June 25, 2020:

For all his Althusserian posturing, he looked to 1917 as a universal model, that is, precisely the Platonist idealism of forms Macherey criticizes in A Theory of Literary Production. There will be workers' councils which arise spontaneously, there will be a revolutionary party contesting democratically for leadership, and so on; where struggles or forms of organization lacking correspondence with the model are judged by the model to be illegitimate.

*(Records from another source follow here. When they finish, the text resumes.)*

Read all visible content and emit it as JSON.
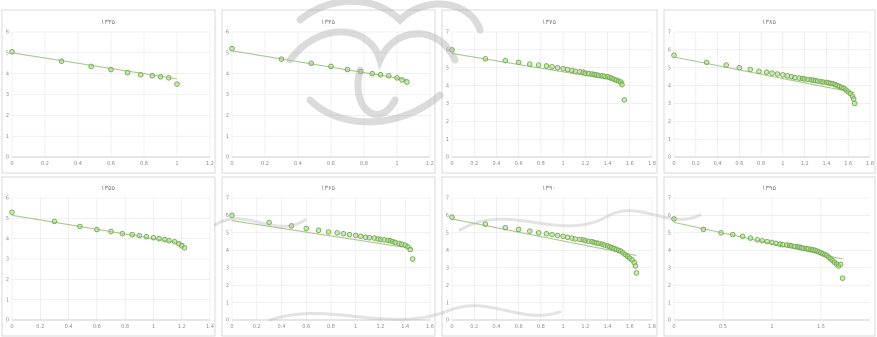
{
  "colors": {
    "marker_fill": "#a9d08e",
    "marker_stroke": "#70ad47",
    "trendline": "#a9c98f",
    "grid": "#e6e6e6",
    "watermark": "#b0b0b0"
  },
  "chart_data": [
    {
      "type": "scatter",
      "title": "۱۳۳۵",
      "xlabel": "",
      "ylabel": "",
      "xlim": [
        0,
        1.2
      ],
      "ylim": [
        0,
        6
      ],
      "xticks": [
        "0",
        "0.2",
        "0.4",
        "0.6",
        "0.8",
        "1",
        "1.2"
      ],
      "yticks": [
        "0",
        "1",
        "2",
        "3",
        "4",
        "5",
        "6"
      ],
      "x": [
        0,
        0.3,
        0.48,
        0.6,
        0.7,
        0.78,
        0.85,
        0.9,
        0.95,
        1.0
      ],
      "y": [
        5.05,
        4.6,
        4.35,
        4.2,
        4.05,
        3.95,
        3.9,
        3.85,
        3.8,
        3.5
      ],
      "trend": [
        [
          0,
          5.0
        ],
        [
          1.0,
          3.75
        ]
      ]
    },
    {
      "type": "scatter",
      "title": "۱۳۴۵",
      "xlabel": "",
      "ylabel": "",
      "xlim": [
        0,
        1.2
      ],
      "ylim": [
        0,
        6
      ],
      "xticks": [
        "0",
        "0.2",
        "0.4",
        "0.6",
        "0.8",
        "1",
        "1.2"
      ],
      "yticks": [
        "0",
        "1",
        "2",
        "3",
        "4",
        "5",
        "6"
      ],
      "x": [
        0,
        0.3,
        0.48,
        0.6,
        0.7,
        0.78,
        0.85,
        0.9,
        0.95,
        1.0,
        1.03,
        1.06
      ],
      "y": [
        5.2,
        4.7,
        4.5,
        4.35,
        4.2,
        4.1,
        4.0,
        3.95,
        3.9,
        3.8,
        3.7,
        3.6
      ],
      "trend": [
        [
          0,
          5.1
        ],
        [
          1.07,
          3.7
        ]
      ]
    },
    {
      "type": "scatter",
      "title": "۱۳۷۵",
      "xlabel": "",
      "ylabel": "",
      "xlim": [
        0,
        1.8
      ],
      "ylim": [
        0,
        7
      ],
      "xticks": [
        "0",
        "0.2",
        "0.4",
        "0.6",
        "0.8",
        "1",
        "1.2",
        "1.4",
        "1.6",
        "1.8"
      ],
      "yticks": [
        "0",
        "1",
        "2",
        "3",
        "4",
        "5",
        "6",
        "7"
      ],
      "x": [
        0,
        0.3,
        0.48,
        0.6,
        0.7,
        0.78,
        0.85,
        0.9,
        0.95,
        1.0,
        1.04,
        1.08,
        1.11,
        1.15,
        1.18,
        1.2,
        1.23,
        1.26,
        1.28,
        1.3,
        1.32,
        1.35,
        1.37,
        1.4,
        1.42,
        1.44,
        1.46,
        1.48,
        1.5,
        1.52,
        1.53,
        1.55
      ],
      "y": [
        6.0,
        5.5,
        5.4,
        5.3,
        5.2,
        5.15,
        5.1,
        5.05,
        5.0,
        4.95,
        4.9,
        4.85,
        4.8,
        4.78,
        4.75,
        4.7,
        4.68,
        4.65,
        4.62,
        4.6,
        4.57,
        4.55,
        4.52,
        4.5,
        4.45,
        4.4,
        4.35,
        4.3,
        4.25,
        4.2,
        4.05,
        3.2
      ],
      "trend": [
        [
          0,
          5.8
        ],
        [
          1.55,
          4.2
        ]
      ]
    },
    {
      "type": "scatter",
      "title": "۱۳۸۵",
      "xlabel": "",
      "ylabel": "",
      "xlim": [
        0,
        1.8
      ],
      "ylim": [
        0,
        7
      ],
      "xticks": [
        "0",
        "0.2",
        "0.4",
        "0.6",
        "0.8",
        "1",
        "1.2",
        "1.4",
        "1.6",
        "1.8"
      ],
      "yticks": [
        "0",
        "1",
        "2",
        "3",
        "4",
        "5",
        "6",
        "7"
      ],
      "x": [
        0,
        0.3,
        0.48,
        0.6,
        0.7,
        0.78,
        0.85,
        0.9,
        0.95,
        1.0,
        1.04,
        1.08,
        1.11,
        1.15,
        1.18,
        1.2,
        1.23,
        1.26,
        1.28,
        1.3,
        1.32,
        1.35,
        1.37,
        1.4,
        1.42,
        1.44,
        1.46,
        1.48,
        1.5,
        1.52,
        1.54,
        1.56,
        1.58,
        1.6,
        1.62,
        1.64,
        1.65,
        1.66
      ],
      "y": [
        5.7,
        5.3,
        5.15,
        5.0,
        4.9,
        4.8,
        4.75,
        4.7,
        4.65,
        4.6,
        4.55,
        4.5,
        4.45,
        4.42,
        4.4,
        4.37,
        4.35,
        4.32,
        4.3,
        4.28,
        4.25,
        4.22,
        4.2,
        4.18,
        4.15,
        4.12,
        4.1,
        4.05,
        4.0,
        3.95,
        3.9,
        3.85,
        3.75,
        3.65,
        3.55,
        3.4,
        3.25,
        3.0
      ],
      "trend": [
        [
          0,
          5.6
        ],
        [
          1.66,
          3.6
        ]
      ]
    },
    {
      "type": "scatter",
      "title": "۱۳۵۵",
      "xlabel": "",
      "ylabel": "",
      "xlim": [
        0,
        1.4
      ],
      "ylim": [
        0,
        6
      ],
      "xticks": [
        "0",
        "0.2",
        "0.4",
        "0.6",
        "0.8",
        "1",
        "1.2",
        "1.4"
      ],
      "yticks": [
        "0",
        "1",
        "2",
        "3",
        "4",
        "5",
        "6"
      ],
      "x": [
        0,
        0.3,
        0.48,
        0.6,
        0.7,
        0.78,
        0.85,
        0.9,
        0.95,
        1.0,
        1.04,
        1.08,
        1.11,
        1.15,
        1.18,
        1.2,
        1.22
      ],
      "y": [
        5.3,
        4.85,
        4.6,
        4.45,
        4.35,
        4.25,
        4.2,
        4.15,
        4.1,
        4.05,
        4.0,
        3.95,
        3.9,
        3.85,
        3.75,
        3.65,
        3.55
      ],
      "trend": [
        [
          0,
          5.15
        ],
        [
          1.22,
          3.75
        ]
      ]
    },
    {
      "type": "scatter",
      "title": "۱۳۶۵",
      "xlabel": "",
      "ylabel": "",
      "xlim": [
        0,
        1.6
      ],
      "ylim": [
        0,
        7
      ],
      "xticks": [
        "0",
        "0.2",
        "0.4",
        "0.6",
        "0.8",
        "1",
        "1.2",
        "1.4",
        "1.6"
      ],
      "yticks": [
        "0",
        "1",
        "2",
        "3",
        "4",
        "5",
        "6",
        "7"
      ],
      "x": [
        0,
        0.3,
        0.48,
        0.6,
        0.7,
        0.78,
        0.85,
        0.9,
        0.95,
        1.0,
        1.04,
        1.08,
        1.11,
        1.15,
        1.18,
        1.2,
        1.23,
        1.26,
        1.28,
        1.3,
        1.32,
        1.35,
        1.37,
        1.4,
        1.42,
        1.44,
        1.46
      ],
      "y": [
        6.0,
        5.6,
        5.4,
        5.25,
        5.15,
        5.05,
        5.0,
        4.95,
        4.9,
        4.85,
        4.8,
        4.75,
        4.72,
        4.7,
        4.65,
        4.62,
        4.6,
        4.57,
        4.55,
        4.5,
        4.45,
        4.4,
        4.35,
        4.3,
        4.2,
        4.05,
        3.5
      ],
      "trend": [
        [
          0,
          5.7
        ],
        [
          1.46,
          4.1
        ]
      ]
    },
    {
      "type": "scatter",
      "title": "۱۳۹۰",
      "xlabel": "",
      "ylabel": "",
      "xlim": [
        0,
        1.8
      ],
      "ylim": [
        0,
        7
      ],
      "xticks": [
        "0",
        "0.2",
        "0.4",
        "0.6",
        "0.8",
        "1",
        "1.2",
        "1.4",
        "1.6",
        "1.8"
      ],
      "yticks": [
        "0",
        "1",
        "2",
        "3",
        "4",
        "5",
        "6",
        "7"
      ],
      "x": [
        0,
        0.3,
        0.48,
        0.6,
        0.7,
        0.78,
        0.85,
        0.9,
        0.95,
        1.0,
        1.04,
        1.08,
        1.11,
        1.15,
        1.18,
        1.2,
        1.23,
        1.26,
        1.28,
        1.3,
        1.32,
        1.35,
        1.37,
        1.4,
        1.42,
        1.44,
        1.46,
        1.48,
        1.5,
        1.52,
        1.54,
        1.56,
        1.58,
        1.6,
        1.62,
        1.64,
        1.65,
        1.66
      ],
      "y": [
        5.9,
        5.5,
        5.3,
        5.2,
        5.1,
        5.0,
        4.95,
        4.9,
        4.85,
        4.8,
        4.75,
        4.7,
        4.65,
        4.62,
        4.6,
        4.55,
        4.52,
        4.5,
        4.45,
        4.42,
        4.4,
        4.35,
        4.3,
        4.25,
        4.2,
        4.15,
        4.1,
        4.05,
        4.0,
        3.95,
        3.85,
        3.75,
        3.65,
        3.55,
        3.45,
        3.3,
        3.1,
        2.7
      ],
      "trend": [
        [
          0,
          5.8
        ],
        [
          1.66,
          3.7
        ]
      ]
    },
    {
      "type": "scatter",
      "title": "۱۳۹۵",
      "xlabel": "",
      "ylabel": "",
      "xlim": [
        0,
        2
      ],
      "ylim": [
        0,
        7
      ],
      "xticks": [
        "0",
        "0.5",
        "1",
        "1.5"
      ],
      "yticks": [
        "0",
        "1",
        "2",
        "3",
        "4",
        "5",
        "6",
        "7"
      ],
      "x": [
        0,
        0.3,
        0.48,
        0.6,
        0.7,
        0.78,
        0.85,
        0.9,
        0.95,
        1.0,
        1.04,
        1.08,
        1.11,
        1.15,
        1.18,
        1.2,
        1.23,
        1.26,
        1.28,
        1.3,
        1.32,
        1.35,
        1.37,
        1.4,
        1.42,
        1.44,
        1.46,
        1.48,
        1.5,
        1.52,
        1.54,
        1.56,
        1.58,
        1.6,
        1.62,
        1.64,
        1.66,
        1.68,
        1.7,
        1.72
      ],
      "y": [
        5.8,
        5.2,
        5.0,
        4.9,
        4.8,
        4.7,
        4.6,
        4.55,
        4.5,
        4.45,
        4.4,
        4.35,
        4.32,
        4.3,
        4.28,
        4.25,
        4.22,
        4.2,
        4.18,
        4.15,
        4.12,
        4.1,
        4.08,
        4.05,
        4.02,
        4.0,
        3.95,
        3.9,
        3.85,
        3.8,
        3.75,
        3.7,
        3.6,
        3.5,
        3.4,
        3.3,
        3.2,
        3.1,
        3.2,
        2.4
      ],
      "trend": [
        [
          0,
          5.6
        ],
        [
          1.72,
          3.5
        ]
      ]
    }
  ]
}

This is typical of each of the various sectarian currents orienting themselves in some way around the Russian experience. As their stencil they point to one or another moment of the evolution of that movement, whether that's the 10th Congress or the NEP or the Stalinist dictatorship. That's their blueprint, and they apply it like a cookie cutter to whatever their contemporary circumstances might be, as though one-size-fits-all were a coherent recipe for intervention.

Althusser's project was specifically to build tools for the activist analysis of and intervention within conjunctures. It's that concrete analysis of a concrete situation which matters. Where every conjuncture is unique, and perhaps patterns can be helpful but reliance on ideal forms is, you know, idealist.

I resent the time these people cost. That one from college in particular. Unaware he encapsulates the many milieux of defeat. Where after decades of retreat what's left is you and your books and your imaginative identification with an era where intervention was possible.

I resent him. "Marx this and materialism that," but when tasked to explain failures of leadership he falls back on gossip.